Priya Patel
TLDR:
- Cybercriminals are exploiting a CrowdStrike update mishap to distribute Remcos RAT malware to Latin America-based customers.
- CrowdStrike’s faulty update caused IT disruptions by triggering a Blue Screen of Death on Windows devices globally.
A cybersecurity firm, CrowdStrike, is facing backlash for causing worldwide IT disruptions due to a flawed update to Windows devices. Threat actors are using this situation to distribute Remcos RAT to customers in Latin America by disguising it as a hotfix. The attack involves a ZIP archive file named “crowdstrike-hotfix.zip,” which contains a malware loader called Hijack Loader that launches the Remcos RAT payload. The company has warned its impacted customers to communicate with official channels and follow technical guidance provided by CrowdStrike support teams. Microsoft has released a new recovery tool to help IT admins repair the impacted Windows machines. Reports have also emerged of CrowdStrike updates causing issues on different Linux servers. This incident highlights the risks of monocultural supply chains and emphasizes the importance of safe deployment and disaster recovery mechanisms.
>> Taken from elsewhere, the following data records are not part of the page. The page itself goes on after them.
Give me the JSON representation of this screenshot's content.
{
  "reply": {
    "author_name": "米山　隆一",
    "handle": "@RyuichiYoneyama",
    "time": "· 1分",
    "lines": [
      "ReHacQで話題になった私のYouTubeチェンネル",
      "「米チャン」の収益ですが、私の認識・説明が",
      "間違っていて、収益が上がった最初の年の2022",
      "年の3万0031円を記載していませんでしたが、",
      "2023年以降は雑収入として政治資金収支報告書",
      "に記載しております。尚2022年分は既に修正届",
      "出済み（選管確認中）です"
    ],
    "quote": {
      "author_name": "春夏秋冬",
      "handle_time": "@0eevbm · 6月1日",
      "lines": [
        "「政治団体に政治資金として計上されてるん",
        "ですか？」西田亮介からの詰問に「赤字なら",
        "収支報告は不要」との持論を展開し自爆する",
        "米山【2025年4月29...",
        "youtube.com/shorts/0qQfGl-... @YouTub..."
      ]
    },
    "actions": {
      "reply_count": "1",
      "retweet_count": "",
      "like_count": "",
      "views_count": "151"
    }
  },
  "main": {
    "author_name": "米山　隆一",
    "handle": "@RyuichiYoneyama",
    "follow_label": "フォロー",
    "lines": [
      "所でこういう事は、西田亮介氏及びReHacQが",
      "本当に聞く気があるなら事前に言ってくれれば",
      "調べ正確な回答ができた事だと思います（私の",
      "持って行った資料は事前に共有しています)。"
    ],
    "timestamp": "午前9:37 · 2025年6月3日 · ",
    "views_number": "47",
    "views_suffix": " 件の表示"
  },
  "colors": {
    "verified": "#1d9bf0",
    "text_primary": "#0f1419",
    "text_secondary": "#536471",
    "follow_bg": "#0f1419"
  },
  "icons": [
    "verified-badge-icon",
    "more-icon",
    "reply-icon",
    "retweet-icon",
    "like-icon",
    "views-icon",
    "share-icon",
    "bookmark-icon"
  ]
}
On July 19, a routine sensor configuration update by CrowdStrike unintentionally triggered a logic error, resulting in a Blue Screen of Death (BSoD) and rendering numerous systems inoperable globally. Malicious actors have taken advantage of the chaos to exploit affected businesses. This event underscores the interconnected nature of the tech ecosystem and the need for prioritizing safe deployment practices. Customers impacted by this incident are advised to refer to a Remediation and Guidance Hub provided by CrowdStrike for information on identifying and resolving affected hosts. Microsoft’s efforts to address the fallout from the faulty update have shed light on the importance of cybersecurity in the digital age.